El agua además de mantenerlo hidratado puede recomponer la piel y ayudarlo con su digestión, para un buen funcionamiento de su organismo. Algo muy importante que hay que recordar es que la deficiencia de agua en el cuerpo de solo un 2% puede ocasionarle pérdida de la memoria temporalmente.

Protección solar

El responsable número uno del envejecimiento prematuro de la piel es el sol. La radiación solar acelera la aparición de arrugas y manchas sobre la piel. Las personas de piel blanca son las más vulnerables y especialmente ellas son las que deben utilizar bloqueador durante el día, tanto en el verano como en el invierno. Además, el uso de un humectante durante la noche ayuda a que la epidermis se mantenga en mejores condiciones.

Actitud mental positiva

Sentirnos bien con nosotros mismos, con lo que hacemos y somos, repercute favorablemente en nuestra salud. Hay que ver el lado positivo de la vida, tratar de gozar con las pequeñas cosas como la compañía de un amigo, una película o una buena lectura. No darle a las cosas más importancia de las que en realidad tienen puede ser una buena filosofía de vida para evitar el estrés y la depresión. Como se sabe, el estrés es uno de los factores de riesgo para sufrir un infarto y la depresión puede ser el origen de muchas enfermedades.

El sueño necesario

Importantísimo para verse y sentirse bien. Durante el sueño el organismo se repara y se acondiciona a sí mismo, produce hormonas y sintetiza sustancias necesarias para que durante la vigilia el organismo responda a las exigencias diarias. Por lo general una persona joven requiere ocho horas de sueño mientras que para una persona mayor son suficientes sólo seis; aunque no son reglas fijas y pueden variar de persona a persona. Nuestro rendimiento físico e intelectual decae por falta de sueño así como nuestra tolerancia al estrés. Es muy importante tener horas de trabajo, horas de descanso, y horas de sueño.

Adiós a los malos hábitos

Los más nefastos enemigos son el cigarrillo y el alcohol. Dos enemigos de nuestro organismo que nos envejece prematuramente en tanto dañan las funciones normales de nuestros órganos. Dentro de esta categoría recaen otros hábitos nocivos ya mencionados como la vida sedentaria y el exceso de grasas en la alimentación. Malos hábitos como éstos son los desencadenantes directos de cáncer e infarto.
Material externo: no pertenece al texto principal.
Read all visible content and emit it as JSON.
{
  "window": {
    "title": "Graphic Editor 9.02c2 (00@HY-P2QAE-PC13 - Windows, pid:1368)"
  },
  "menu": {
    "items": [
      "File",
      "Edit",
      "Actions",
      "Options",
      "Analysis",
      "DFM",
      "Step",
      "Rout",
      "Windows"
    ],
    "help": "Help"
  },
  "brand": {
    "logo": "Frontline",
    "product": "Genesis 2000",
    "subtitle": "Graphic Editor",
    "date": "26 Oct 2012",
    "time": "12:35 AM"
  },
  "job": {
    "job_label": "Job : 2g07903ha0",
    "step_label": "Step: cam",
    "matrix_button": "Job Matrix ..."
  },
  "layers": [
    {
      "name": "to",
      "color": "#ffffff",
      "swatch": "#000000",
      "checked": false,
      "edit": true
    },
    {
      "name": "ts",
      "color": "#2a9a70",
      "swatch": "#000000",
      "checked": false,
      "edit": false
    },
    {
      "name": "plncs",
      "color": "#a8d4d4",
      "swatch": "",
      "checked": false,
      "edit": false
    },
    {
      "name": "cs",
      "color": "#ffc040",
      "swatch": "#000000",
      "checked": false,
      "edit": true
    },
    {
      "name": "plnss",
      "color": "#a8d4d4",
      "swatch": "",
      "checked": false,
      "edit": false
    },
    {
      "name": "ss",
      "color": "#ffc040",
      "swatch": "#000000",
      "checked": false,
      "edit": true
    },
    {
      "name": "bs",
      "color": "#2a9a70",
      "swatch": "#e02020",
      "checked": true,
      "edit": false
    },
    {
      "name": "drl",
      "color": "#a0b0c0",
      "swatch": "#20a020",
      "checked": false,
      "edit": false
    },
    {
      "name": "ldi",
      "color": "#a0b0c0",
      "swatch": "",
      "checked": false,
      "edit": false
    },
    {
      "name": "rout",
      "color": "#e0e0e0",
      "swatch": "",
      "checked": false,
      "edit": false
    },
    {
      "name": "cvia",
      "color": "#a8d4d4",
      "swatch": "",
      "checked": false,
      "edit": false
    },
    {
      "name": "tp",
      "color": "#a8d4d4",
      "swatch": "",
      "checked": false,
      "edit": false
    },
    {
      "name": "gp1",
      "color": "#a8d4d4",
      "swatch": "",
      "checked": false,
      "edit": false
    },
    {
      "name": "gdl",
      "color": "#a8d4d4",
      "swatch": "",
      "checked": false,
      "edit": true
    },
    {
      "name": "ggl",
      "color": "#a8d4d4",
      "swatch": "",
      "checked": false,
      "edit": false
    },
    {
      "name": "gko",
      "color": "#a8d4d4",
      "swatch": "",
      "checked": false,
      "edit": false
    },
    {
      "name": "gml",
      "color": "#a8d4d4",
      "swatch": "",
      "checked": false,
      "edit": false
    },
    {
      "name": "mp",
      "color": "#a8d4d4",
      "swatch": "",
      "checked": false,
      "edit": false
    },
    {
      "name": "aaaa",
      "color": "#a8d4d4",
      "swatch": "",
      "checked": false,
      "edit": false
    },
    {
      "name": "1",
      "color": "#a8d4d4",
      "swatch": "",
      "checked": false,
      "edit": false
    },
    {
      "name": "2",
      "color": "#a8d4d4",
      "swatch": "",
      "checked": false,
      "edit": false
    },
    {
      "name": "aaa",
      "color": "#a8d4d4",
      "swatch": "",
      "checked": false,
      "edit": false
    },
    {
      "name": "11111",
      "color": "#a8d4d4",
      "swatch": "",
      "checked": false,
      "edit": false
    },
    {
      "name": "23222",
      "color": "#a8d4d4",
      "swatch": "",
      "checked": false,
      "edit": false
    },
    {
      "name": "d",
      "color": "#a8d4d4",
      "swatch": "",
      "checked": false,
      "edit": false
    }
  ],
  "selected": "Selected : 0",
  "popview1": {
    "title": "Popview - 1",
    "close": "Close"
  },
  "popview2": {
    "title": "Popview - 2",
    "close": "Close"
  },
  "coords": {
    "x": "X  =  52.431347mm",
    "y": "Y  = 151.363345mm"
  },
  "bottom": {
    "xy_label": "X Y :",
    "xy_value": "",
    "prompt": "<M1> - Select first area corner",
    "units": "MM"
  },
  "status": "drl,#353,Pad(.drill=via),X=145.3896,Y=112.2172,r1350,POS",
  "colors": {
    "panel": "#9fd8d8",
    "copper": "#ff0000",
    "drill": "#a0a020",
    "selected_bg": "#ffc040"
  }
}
Para que usted pueda mejorar en su salud notalmente debe evitar los malos hábitos alimenticios, no es malo comer una hamburguesa o comida rápida de vez en cuando, pero si usted lo convierte en una costumbre esto le traerá problemas físicos severos.

Uso de antioxidantes

Las teorías más aceptadas responsables del envejecimiento prematuro y la aparición de diversas enfermedades (cáncer, infarto, artritis) a la acción de los radicales libres que son sustancias tóxicas que se desprenden del metabolismo y van alterando la función celular. Las células pueden defenderse de ellos mediante el uso de antioxidantes. Los principales son las vitaminas C, E y betacaroteno, así como el selenio, magnesio y zinc. Ahora es posible conseguirlos todos juntos en complejos antioxidantes.

Control medico

Se recomienda un chequeo médico general a partir de los 45 años a fin de detectar ciertos cambios que podrían inducir a una enfermedad. En el caso de que usted tenga antecedentes familiares de infarto o diabetes, se recomienda realizare un examen a partir de los 30 ó 35 años para estudiar la curva de colesterol, la tolerancia a la glucosa y la hipertensión arterial.